Consumi ancora in calo. Scrive il Rapporto sull’economia regionale 2013 di Unioncamere Emilia Romagna che “La pronunciata diminuzione della domanda interna ha riflesso gli andamenti dello stesso tenore di consumi e investimenti. Nel 2013 la spesa delle famiglie ha risentito della riduzione della capacità di spesa, evidenziando una flessione del 2,1 per cento rispetto all’anno precedente, la più elevata degli ultimi vent’anni dopo quella, di circa il 4 per cento, registrata nel 2012.
La crescita dei senza-lavoro e degli ammortizzatori sociali, con conseguente taglio degli stipendi, ha generato un clima di profonda incertezza poco favorevole alle spese, replicando di fatto la situazione del 2012. Il perdurare della recessione ha avuto impatti negativi sul tenore di vita della popolazione. Secondo l’indagine Istat sul grado di soddisfazione dei cittadini effettuata a marzo, il 58 per cento delle famiglie emiliano-romagnole ha giudicato la propria situazione economica un po’ o molto peggiorata, in aumento rispetto alla quota del 49,7 per cento di un anno prima”.

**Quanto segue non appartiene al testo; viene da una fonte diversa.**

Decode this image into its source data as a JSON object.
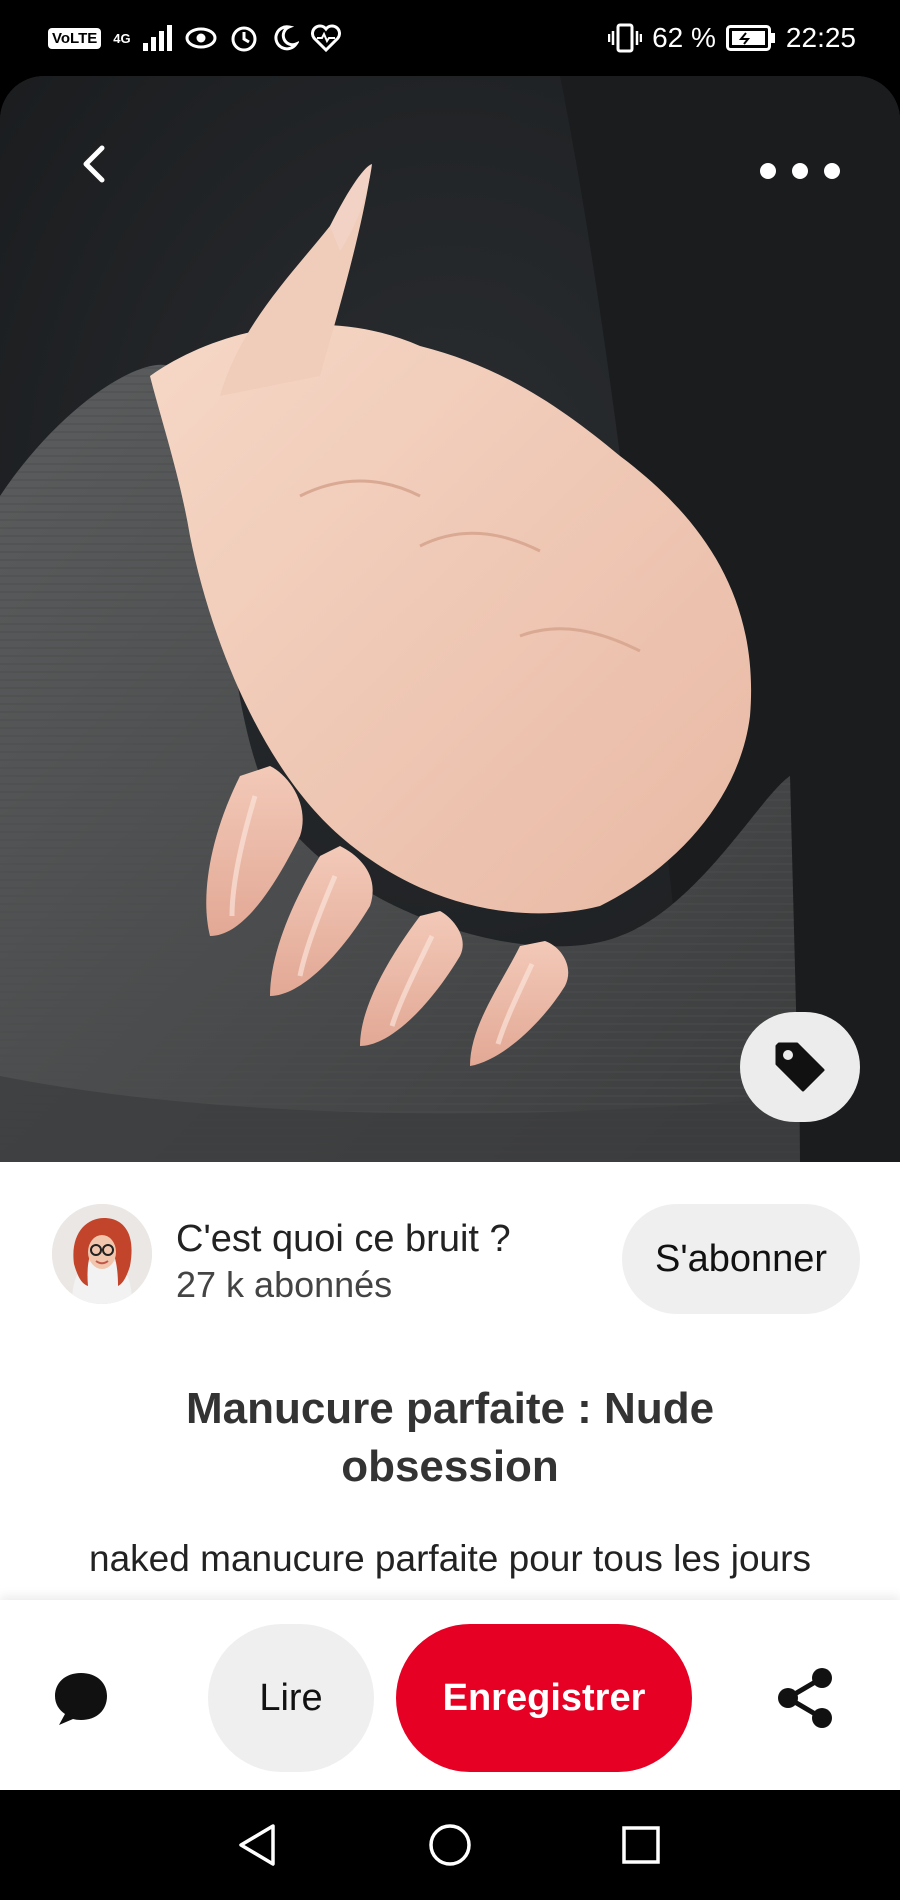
{
  "status_bar": {
    "volte": "VoLTE",
    "network": "4G",
    "battery_percent": "62 %",
    "time": "22:25",
    "icons": [
      "signal-icon",
      "eye-icon",
      "alarm-icon",
      "moon-icon",
      "heart-monitor-icon",
      "vibrate-icon",
      "battery-icon"
    ]
  },
  "pin": {
    "image_description_icon": "nail-photo",
    "creator": {
      "name": "C'est quoi ce bruit ?",
      "followers": "27 k abonnés",
      "subscribe_label": "S'abonner"
    },
    "title": "Manucure parfaite : Nude obsession",
    "description": "naked manucure parfaite pour tous les jours"
  },
  "actions": {
    "read_label": "Lire",
    "save_label": "Enregistrer"
  },
  "colors": {
    "accent": "#e60023",
    "secondary_button": "#efefef",
    "text": "#222222"
  }
}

Ciononostante il 2014 si apre con una gragnola di annunci di aumenti: dalle poste alle autostrade, dal caffè alle bibite distribuite nelle macchinette automatiche.
Aumenti che non sono mancati nemmeno nei supermercati locali posti sotto la lente di ingrandimento di TRE. Basta fare il confronto, tra il totale della lista dei dieci prodotti base a fine dicembre di quest’anno con quello che, la stessa, costava un anno prima: escluso l’Iper di Savignano, in tutti gli altri l’aggravio della spesa varia da meno di due a più di quattro euro, che equivale a circa il dieci per cento. Sono risultati, invece, più stabili i prezzi dei prodotti di marca, che da tre anni si mantengono sugli stessi livelli. Che rappresenta una magra consolazione viste le decurtazioni dei redditi.